Uma pesquisa recente mostra que 14% da receita das operadoras de telefonia vem de serviços de valor adicionado, como mensagens, internet, downloads, músicas e jogos.  Além disso, a pesquisa mostrou que o brasileiro paga a tarifa mais cara do mundo pelo uso de celular, quando comparado ao seu poder de compra.

Com preços tão altos, não há quem nunca tenha levado um susto com a conta de celular. Tiago Lopes, gerente de uma loja de móveis, recorda que já pagou uma conta de 600 reais. Ele conta que “gastava muito pela falta de entendimento com as operadoras, e então haviam algumas surpresas desagradáveis”. Todavia, Tiago acrescenta que, já há alguns anos, os pacotes das operadoras têm ficado mais acessíveis, o que permitiu um melhor controle da conta. O gerente pondera ainda que, quando gastava muito, tinha a sensação de que não existia uma relação entre custo e benefício, mas hoje já consegue encaixar a conta do celular no orçamento.

*foto de Frank Lenzi

Segundo o estudioso de macroeconomia, Luiz Antônio Mattos, o celular ainda deve ser considerado um item de luxo. Mattos analisa que “muitas pessoas usam o celular para falar ou fazer coisas que certamente poderiam fazer depois ou por um meio mais barato, como pelo telefone fixo ou até mesmo pela internet domiciliar”. A conta de celular, segundo ele, deve ser incluída no orçamento doméstico depois de despesas de primeira necessidade, como moradia, alimentação, locomoção, educação. Deve então se ajustar à renda que sobra, e não tornar-se prioridade.

Para aquelas pessoas que precisam do celular para trabalhar, Luiz Antônio explica que “o valor gasto para o trabalho tem sempre que gerar uma renda superior. Se você está ganhando pouco mais do que gasta para o trabalho, às vezes é melhor começar a investir seu tempo e dinheiro em outro negócio”, e aconselha que o importante é manter na ponta do lápis a renda e as despesas familiares.

O representante de vendas Sérgio Portes, apesar de possuir três celulares – um da empresa, um de cartão e um de conta – tem sempre em mente quanto já gastou com cada um deles. Além disso, para não gastar tanto, usa também os telefones públicos. Ainda assim, a conta de Sérgio fica mais cara do que o esperado por ele em alguns meses, e explica que algo tem de ser sacrificado para que ela seja paga em dia.
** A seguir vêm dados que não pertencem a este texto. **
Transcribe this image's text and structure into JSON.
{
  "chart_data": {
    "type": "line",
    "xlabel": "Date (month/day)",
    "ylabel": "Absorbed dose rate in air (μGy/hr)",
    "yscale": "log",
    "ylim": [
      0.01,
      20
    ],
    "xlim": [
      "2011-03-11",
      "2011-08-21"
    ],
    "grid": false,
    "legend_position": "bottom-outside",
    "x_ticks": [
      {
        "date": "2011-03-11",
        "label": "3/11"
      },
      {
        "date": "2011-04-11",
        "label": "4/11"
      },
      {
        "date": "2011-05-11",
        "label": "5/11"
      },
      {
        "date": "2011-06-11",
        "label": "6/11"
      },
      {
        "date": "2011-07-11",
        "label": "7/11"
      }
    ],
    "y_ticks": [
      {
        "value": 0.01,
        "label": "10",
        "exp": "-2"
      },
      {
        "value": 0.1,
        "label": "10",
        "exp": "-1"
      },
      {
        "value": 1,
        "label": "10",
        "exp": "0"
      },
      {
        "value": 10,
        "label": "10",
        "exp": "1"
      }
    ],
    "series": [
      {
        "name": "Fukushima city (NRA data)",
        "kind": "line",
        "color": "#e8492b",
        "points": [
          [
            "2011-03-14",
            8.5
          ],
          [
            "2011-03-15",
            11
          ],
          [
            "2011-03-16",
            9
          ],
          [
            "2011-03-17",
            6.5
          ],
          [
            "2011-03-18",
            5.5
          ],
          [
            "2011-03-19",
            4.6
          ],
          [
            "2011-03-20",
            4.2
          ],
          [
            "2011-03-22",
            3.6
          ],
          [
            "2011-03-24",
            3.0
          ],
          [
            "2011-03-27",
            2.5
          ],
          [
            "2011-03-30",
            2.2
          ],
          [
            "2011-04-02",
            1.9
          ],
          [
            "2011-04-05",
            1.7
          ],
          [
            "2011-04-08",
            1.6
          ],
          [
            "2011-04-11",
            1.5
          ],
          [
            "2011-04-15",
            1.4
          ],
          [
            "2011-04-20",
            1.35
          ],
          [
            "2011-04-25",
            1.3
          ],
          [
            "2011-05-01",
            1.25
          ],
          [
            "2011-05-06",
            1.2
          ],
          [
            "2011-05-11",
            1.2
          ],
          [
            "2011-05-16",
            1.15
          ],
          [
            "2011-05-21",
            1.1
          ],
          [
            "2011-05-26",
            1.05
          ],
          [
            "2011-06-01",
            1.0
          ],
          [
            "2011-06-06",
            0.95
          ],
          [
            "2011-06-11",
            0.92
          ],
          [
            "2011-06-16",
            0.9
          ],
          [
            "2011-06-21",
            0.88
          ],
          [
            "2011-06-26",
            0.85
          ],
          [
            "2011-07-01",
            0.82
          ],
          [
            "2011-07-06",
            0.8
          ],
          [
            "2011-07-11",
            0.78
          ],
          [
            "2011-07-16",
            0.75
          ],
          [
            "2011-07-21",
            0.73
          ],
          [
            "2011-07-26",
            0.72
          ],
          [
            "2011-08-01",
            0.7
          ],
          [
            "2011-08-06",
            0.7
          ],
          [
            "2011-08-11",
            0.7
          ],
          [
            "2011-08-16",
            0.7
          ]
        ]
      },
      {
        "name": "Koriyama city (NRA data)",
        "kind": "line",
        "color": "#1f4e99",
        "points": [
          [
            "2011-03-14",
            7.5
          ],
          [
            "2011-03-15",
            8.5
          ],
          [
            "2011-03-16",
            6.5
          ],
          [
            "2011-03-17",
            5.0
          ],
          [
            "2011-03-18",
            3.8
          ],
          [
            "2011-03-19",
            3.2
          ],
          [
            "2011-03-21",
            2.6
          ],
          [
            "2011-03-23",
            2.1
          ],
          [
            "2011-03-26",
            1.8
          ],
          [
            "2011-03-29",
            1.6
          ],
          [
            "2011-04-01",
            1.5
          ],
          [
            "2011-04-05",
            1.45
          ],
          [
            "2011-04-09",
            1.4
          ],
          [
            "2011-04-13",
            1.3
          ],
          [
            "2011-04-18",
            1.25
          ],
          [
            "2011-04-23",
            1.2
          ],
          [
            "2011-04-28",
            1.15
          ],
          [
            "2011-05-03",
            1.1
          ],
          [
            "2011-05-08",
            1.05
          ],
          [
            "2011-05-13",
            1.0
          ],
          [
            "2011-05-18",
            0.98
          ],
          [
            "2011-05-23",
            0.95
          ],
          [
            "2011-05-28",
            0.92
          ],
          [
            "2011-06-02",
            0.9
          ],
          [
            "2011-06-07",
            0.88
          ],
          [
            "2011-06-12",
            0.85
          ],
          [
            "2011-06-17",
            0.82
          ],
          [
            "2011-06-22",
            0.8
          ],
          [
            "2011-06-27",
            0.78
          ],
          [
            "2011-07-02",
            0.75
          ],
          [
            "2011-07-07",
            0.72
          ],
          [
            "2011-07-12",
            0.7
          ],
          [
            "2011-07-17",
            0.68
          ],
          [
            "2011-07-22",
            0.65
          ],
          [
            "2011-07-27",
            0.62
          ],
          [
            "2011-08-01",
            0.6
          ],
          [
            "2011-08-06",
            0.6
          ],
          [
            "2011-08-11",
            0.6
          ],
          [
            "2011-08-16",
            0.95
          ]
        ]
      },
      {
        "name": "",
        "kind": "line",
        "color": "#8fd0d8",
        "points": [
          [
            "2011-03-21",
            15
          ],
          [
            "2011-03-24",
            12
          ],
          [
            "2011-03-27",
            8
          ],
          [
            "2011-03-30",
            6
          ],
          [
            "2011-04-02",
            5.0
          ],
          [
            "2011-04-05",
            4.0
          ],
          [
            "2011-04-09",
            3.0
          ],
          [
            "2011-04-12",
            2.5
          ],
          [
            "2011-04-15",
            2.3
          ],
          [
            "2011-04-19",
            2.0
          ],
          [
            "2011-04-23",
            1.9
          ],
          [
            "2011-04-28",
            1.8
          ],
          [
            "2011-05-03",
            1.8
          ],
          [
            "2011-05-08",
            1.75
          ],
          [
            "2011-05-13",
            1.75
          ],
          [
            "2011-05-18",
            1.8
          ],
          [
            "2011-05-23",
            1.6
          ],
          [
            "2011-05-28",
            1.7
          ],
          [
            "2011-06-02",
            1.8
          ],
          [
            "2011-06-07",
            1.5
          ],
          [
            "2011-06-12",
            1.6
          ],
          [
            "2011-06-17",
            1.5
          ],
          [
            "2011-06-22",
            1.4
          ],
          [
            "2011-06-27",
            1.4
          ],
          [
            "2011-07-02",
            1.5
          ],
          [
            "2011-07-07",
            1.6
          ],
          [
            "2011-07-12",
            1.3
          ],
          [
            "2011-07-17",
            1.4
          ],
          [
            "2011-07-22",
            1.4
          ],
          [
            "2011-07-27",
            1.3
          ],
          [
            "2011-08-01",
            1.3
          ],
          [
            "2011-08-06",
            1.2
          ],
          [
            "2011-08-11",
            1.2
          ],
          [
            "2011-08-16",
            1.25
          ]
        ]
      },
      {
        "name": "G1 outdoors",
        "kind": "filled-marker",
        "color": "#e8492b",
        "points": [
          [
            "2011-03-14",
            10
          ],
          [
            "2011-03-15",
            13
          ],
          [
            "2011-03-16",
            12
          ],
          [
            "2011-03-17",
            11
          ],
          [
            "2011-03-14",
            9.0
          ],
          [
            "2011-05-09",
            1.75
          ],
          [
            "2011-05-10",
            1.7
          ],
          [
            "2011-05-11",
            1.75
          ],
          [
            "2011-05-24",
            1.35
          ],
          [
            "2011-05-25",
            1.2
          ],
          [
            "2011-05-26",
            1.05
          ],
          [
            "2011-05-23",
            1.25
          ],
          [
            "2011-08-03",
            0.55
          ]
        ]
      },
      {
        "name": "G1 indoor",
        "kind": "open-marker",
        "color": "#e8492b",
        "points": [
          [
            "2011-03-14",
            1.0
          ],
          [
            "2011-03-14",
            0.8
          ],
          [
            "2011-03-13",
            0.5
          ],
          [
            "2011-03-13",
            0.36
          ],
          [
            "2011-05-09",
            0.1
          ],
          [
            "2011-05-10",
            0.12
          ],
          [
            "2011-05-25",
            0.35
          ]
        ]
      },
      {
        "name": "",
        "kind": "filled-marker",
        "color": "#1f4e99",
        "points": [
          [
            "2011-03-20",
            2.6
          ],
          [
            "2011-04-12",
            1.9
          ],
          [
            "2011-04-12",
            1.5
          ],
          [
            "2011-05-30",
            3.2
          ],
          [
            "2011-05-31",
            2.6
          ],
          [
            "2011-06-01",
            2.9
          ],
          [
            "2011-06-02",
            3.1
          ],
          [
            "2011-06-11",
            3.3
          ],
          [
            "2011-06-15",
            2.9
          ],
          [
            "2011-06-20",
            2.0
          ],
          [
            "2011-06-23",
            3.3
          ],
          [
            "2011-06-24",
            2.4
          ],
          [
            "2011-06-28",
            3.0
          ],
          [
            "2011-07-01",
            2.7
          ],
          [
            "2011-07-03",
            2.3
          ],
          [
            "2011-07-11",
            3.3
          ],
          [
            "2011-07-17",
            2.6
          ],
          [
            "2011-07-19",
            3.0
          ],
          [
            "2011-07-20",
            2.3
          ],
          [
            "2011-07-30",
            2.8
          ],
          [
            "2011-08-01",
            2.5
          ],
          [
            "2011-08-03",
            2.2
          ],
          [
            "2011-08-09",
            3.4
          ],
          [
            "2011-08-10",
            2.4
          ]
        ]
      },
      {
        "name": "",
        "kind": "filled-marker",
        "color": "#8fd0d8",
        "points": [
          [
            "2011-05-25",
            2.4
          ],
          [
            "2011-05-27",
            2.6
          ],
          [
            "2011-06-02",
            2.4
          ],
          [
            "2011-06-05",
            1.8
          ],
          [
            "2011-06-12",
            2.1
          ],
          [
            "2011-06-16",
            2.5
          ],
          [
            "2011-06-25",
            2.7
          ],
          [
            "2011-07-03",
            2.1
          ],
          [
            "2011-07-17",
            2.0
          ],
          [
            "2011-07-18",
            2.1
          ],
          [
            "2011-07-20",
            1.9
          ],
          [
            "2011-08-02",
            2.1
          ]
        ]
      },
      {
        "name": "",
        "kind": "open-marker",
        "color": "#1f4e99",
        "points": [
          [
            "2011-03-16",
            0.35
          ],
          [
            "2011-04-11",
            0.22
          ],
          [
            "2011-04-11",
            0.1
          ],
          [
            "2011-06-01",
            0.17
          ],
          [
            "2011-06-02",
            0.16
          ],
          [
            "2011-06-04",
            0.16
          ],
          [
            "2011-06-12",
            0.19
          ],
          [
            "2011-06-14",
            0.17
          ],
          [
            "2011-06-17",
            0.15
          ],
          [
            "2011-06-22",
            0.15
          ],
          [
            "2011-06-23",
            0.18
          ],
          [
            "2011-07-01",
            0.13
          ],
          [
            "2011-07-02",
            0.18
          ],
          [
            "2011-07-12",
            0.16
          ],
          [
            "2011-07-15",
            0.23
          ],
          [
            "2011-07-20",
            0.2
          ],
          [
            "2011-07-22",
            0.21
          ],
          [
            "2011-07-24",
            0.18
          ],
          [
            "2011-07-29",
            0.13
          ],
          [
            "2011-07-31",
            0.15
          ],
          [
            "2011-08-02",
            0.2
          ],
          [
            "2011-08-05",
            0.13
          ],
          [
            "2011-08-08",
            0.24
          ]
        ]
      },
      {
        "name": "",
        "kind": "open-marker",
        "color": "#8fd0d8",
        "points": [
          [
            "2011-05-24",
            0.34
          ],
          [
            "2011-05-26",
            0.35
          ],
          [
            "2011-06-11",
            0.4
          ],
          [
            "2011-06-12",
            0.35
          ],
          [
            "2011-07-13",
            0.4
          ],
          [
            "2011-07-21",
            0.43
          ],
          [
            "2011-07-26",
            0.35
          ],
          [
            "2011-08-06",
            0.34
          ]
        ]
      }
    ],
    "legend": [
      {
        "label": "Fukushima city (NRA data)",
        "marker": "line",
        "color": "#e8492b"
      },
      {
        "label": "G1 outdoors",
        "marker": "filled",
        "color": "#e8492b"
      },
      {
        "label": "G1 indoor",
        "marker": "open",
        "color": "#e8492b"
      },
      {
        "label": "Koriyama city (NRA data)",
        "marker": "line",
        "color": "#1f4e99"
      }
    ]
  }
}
Para que isso não aconteça, fica a dica do estudioso em macroeconomia: “o importante é educar-se para o consumo, para que sempre seja levada em conta a adequação entre custo-benefício quando se compra um produto ou serviço. Além disso, deve-se sempre reservar uma parte da renda em uma aplicação, para utilizá-la em imprevistos”.